Historic house in Iowa, United States

The C.F. and Mary Singmaster House, also known as Maplehurst Ranch, or more simply Maplehurst, is located near Keota, Iowa, United States. C.F. Singmaster, a Pennsylvania native, moved to Keokuk County with his parents in 1843 and settled near Talleyrand, south of Keota. His father Samuel established the home farm, Singmaster Ranch. The family became known for the importation and breeding of draft horses. They also had large land holdings in Iowa and Nebraska where they also raised hogs and beef cattle, and were involved in local banks as well. Samuel Singmaster bought the Maplehurst property in 1864 to expand the family's operation. At one time Maplehurst Ranch included three mansions, several horse barns, out buildings, stables, and cottages for workers. There was also a boarding house for visitors and clients to stay.
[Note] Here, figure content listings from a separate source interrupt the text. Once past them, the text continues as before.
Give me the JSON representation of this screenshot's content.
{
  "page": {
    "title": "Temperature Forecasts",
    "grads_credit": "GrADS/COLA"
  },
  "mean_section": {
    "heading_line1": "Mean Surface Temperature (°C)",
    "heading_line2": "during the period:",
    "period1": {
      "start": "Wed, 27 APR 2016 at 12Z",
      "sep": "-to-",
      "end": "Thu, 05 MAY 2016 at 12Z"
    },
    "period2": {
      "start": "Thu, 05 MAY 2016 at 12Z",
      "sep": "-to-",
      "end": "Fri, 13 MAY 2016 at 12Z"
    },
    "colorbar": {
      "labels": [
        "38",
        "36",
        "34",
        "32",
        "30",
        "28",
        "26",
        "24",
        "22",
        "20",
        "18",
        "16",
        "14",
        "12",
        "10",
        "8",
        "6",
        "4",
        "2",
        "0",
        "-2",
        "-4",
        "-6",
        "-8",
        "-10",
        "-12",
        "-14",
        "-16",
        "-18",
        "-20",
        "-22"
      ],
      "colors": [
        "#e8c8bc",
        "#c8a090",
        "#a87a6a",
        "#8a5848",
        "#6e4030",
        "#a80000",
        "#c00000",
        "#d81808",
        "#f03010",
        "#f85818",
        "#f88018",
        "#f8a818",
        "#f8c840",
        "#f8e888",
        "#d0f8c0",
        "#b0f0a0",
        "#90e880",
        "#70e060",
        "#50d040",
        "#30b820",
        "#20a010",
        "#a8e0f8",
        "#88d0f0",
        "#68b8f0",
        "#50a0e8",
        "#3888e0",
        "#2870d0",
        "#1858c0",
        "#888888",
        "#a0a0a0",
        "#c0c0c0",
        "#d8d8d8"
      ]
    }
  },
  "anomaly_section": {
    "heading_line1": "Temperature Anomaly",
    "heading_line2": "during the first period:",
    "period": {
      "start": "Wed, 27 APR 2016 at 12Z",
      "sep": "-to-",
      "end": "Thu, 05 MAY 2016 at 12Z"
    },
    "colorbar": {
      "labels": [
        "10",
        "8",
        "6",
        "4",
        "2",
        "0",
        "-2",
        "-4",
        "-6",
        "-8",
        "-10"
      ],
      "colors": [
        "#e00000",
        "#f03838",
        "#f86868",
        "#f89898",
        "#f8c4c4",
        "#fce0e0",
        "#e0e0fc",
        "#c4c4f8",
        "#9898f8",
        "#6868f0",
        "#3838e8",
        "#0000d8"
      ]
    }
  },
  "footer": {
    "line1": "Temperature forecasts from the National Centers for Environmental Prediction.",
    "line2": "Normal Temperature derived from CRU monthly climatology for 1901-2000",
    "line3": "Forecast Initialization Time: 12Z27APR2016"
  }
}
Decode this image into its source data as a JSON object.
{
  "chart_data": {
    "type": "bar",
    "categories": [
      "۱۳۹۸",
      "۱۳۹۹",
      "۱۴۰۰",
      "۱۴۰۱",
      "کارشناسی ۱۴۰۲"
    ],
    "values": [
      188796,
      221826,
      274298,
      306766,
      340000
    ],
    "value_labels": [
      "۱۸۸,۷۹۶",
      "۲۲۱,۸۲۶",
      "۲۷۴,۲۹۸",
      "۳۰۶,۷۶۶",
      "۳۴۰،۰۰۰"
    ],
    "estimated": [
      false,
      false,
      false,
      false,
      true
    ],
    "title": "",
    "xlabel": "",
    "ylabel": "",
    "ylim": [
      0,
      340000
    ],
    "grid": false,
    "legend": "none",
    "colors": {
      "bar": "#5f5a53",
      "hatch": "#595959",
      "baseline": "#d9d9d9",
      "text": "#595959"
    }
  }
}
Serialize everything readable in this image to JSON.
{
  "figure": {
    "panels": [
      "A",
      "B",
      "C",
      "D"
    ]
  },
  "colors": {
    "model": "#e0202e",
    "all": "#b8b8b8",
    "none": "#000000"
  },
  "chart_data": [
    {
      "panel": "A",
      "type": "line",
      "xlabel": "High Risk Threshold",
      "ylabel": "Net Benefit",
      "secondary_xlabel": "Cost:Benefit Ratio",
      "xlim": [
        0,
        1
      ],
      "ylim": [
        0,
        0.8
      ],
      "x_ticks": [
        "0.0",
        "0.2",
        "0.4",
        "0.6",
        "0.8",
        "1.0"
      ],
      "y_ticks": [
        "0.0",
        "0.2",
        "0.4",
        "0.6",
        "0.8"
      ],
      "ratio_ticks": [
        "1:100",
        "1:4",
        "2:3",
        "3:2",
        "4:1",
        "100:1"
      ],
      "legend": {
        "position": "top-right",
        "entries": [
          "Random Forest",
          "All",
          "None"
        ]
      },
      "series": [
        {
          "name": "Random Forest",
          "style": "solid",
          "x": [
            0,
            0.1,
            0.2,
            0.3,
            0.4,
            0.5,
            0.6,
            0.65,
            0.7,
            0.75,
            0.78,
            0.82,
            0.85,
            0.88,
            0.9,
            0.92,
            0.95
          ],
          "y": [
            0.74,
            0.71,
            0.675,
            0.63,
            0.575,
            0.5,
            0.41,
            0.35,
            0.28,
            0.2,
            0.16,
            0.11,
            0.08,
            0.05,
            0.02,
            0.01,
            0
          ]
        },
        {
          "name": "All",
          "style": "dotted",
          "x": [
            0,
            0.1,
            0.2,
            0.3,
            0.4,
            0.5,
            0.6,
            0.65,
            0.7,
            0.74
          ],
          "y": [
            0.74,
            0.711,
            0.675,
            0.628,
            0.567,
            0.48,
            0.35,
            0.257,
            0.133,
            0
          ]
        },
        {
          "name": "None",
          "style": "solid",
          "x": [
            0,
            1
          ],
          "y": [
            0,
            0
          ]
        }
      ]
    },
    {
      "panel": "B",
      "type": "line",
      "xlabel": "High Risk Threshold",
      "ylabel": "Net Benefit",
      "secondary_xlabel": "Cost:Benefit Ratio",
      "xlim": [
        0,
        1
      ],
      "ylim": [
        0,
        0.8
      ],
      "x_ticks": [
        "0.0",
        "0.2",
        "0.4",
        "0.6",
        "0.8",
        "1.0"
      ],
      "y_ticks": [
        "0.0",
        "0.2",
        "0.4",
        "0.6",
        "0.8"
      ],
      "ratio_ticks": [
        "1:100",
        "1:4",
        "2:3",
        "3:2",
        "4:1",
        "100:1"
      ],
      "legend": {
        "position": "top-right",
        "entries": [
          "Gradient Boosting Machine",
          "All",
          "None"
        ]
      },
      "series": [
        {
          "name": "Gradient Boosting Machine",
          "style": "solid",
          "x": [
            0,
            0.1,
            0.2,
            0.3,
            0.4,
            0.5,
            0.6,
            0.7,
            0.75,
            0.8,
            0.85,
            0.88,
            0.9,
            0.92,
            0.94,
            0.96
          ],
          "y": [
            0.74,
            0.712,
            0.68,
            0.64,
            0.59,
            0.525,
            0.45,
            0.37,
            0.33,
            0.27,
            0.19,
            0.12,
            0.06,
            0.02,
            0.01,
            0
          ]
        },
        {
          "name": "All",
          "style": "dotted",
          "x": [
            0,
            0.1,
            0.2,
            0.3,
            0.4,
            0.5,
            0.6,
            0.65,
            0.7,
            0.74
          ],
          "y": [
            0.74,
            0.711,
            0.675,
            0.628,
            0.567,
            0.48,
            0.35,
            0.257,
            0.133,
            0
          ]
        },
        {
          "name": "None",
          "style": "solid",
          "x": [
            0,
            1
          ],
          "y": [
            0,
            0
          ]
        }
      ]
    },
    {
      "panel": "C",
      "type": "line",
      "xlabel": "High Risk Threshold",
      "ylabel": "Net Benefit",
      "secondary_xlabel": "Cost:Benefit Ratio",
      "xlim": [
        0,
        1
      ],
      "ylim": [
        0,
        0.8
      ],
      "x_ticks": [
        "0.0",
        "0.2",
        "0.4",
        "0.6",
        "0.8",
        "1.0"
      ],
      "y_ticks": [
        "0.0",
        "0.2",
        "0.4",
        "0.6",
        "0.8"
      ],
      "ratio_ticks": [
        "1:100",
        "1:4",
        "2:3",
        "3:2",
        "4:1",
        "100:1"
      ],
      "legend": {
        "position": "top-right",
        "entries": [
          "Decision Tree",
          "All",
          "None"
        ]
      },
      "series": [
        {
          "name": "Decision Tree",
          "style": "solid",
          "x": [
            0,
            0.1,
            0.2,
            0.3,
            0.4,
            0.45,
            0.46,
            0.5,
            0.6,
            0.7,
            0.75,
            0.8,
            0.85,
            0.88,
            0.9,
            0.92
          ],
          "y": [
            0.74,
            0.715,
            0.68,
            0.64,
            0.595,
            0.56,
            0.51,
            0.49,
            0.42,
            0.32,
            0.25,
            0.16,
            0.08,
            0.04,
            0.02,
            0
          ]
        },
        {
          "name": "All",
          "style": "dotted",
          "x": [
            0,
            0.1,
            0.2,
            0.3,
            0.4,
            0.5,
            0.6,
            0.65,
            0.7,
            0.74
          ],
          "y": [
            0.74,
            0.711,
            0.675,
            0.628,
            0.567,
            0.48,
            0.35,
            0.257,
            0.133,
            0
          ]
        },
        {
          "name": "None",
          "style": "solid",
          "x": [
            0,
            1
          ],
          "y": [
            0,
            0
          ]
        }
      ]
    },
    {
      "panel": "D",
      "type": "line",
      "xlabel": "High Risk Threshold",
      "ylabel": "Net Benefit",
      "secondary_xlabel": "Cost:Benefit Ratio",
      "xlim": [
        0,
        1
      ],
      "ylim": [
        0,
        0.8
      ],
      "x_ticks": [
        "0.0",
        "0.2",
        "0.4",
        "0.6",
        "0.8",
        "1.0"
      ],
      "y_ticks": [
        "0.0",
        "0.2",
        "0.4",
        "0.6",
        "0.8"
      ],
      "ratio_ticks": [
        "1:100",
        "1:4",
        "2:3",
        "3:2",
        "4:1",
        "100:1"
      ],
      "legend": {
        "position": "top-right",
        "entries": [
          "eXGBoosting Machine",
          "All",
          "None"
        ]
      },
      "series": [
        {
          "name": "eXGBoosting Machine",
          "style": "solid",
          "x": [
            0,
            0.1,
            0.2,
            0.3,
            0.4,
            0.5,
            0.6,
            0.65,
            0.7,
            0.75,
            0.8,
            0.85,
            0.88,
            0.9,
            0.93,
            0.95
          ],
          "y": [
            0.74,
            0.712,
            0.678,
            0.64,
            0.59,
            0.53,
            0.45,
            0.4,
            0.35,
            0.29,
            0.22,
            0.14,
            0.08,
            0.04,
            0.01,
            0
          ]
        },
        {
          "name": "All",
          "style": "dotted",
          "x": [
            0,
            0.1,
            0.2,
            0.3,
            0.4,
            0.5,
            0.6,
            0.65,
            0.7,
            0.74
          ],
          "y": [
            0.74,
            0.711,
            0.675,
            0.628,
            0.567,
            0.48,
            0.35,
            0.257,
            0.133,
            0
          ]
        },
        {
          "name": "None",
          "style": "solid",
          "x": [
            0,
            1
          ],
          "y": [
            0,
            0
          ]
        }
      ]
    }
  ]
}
C.F. Singmaster had this 2½ story Colonial Revival house built in 1893 on the site of an existing house. It was designed by Oskaloosa, Iowa architect Frank E. Wetherell. The 60 by 80 ft residence follows an irregular plan. It is capped by a cross gabled roof that features two gabled dormers with pediments on the south elevation. It remained in the family until 1968 when it was sold to Dr. R.A. Carmichael who established the first bovine embryo transfer facility in the United States on the property. The house was listed on the National Register of Historic Places in 1998.